[Feature] Add GPT Vision Models

Question

[Feature] Add GPT Vision Models

sebiweise opened this issue 8 months ago · comments

Sebastian Goscinski commented 8 months ago

Describe the bug
Add GPT 4 Vision https://platform.openai.com/docs/guides/vision

Jonathan Mohrbacher · Answer 1 · Mon Jan 22 2024 22:53:29 GMT+0800 (China Standard Time)

Any opinions on what this feature should look like?

I imagine that we agree that if the gpt-4-vision model is selected, we show an "upload images" icon on the left in the message bar.

But beyond that?

The API accepts both image URLs and base64 encoded images. Should we present this choice to the user?

The API permits that the image's detail be set to low/high/auto. Should we present this choice to the user?

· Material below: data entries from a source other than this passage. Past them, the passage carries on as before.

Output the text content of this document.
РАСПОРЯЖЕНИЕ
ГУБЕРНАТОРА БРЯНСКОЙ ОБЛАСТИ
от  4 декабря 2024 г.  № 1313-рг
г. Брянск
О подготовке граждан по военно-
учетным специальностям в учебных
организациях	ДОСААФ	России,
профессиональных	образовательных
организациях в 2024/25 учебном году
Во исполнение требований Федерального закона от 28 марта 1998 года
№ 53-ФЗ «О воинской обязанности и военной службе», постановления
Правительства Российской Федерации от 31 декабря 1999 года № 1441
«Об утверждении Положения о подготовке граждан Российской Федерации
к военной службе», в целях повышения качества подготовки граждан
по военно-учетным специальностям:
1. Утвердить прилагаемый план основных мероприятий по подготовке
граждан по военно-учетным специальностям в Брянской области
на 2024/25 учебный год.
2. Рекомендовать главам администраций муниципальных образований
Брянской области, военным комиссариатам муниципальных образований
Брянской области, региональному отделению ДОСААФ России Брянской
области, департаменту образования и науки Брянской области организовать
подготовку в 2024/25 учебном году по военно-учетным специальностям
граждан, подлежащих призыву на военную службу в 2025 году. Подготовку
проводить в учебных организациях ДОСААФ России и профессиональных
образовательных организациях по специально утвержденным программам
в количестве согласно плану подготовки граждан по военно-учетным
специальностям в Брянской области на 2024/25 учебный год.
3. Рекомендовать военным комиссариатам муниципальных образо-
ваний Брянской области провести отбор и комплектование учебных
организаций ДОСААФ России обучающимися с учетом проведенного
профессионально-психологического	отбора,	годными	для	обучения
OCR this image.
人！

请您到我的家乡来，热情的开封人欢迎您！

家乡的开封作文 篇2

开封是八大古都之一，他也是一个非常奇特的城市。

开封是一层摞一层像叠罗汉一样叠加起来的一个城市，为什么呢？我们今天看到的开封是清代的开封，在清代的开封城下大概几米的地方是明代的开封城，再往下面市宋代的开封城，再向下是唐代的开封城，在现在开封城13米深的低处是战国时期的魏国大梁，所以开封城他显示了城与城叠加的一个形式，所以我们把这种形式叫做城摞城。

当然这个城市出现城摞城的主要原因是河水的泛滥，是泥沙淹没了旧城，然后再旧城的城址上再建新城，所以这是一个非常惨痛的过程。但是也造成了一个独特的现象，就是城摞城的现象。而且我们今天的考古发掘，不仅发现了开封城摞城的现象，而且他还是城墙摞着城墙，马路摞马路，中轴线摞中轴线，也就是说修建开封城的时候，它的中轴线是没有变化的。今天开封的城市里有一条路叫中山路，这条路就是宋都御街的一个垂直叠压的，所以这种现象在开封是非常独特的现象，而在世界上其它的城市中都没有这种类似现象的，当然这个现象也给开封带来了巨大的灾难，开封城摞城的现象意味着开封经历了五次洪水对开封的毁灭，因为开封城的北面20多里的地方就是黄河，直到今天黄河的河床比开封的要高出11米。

If the user uploads an image (rather than provides a URL), should we use supabase storage (S3-equivalent) to hold onto it? The gpt-4-vision docs recommend ...

For long running conversations, we suggest passing images via URL's instead of base64. The latency of the model can also be improved by downsizing your images ahead of time to be less than the maximum size they are expected them to be. For low res mode, we expect a 512px x 512px image. For high res mode, the short side of the image should be less than 768px and the long side should be less than 2,000px.

Just glancing at supabase storage, it looks like it could offer both URLs and resizing, which would be advantageous in long running conversations.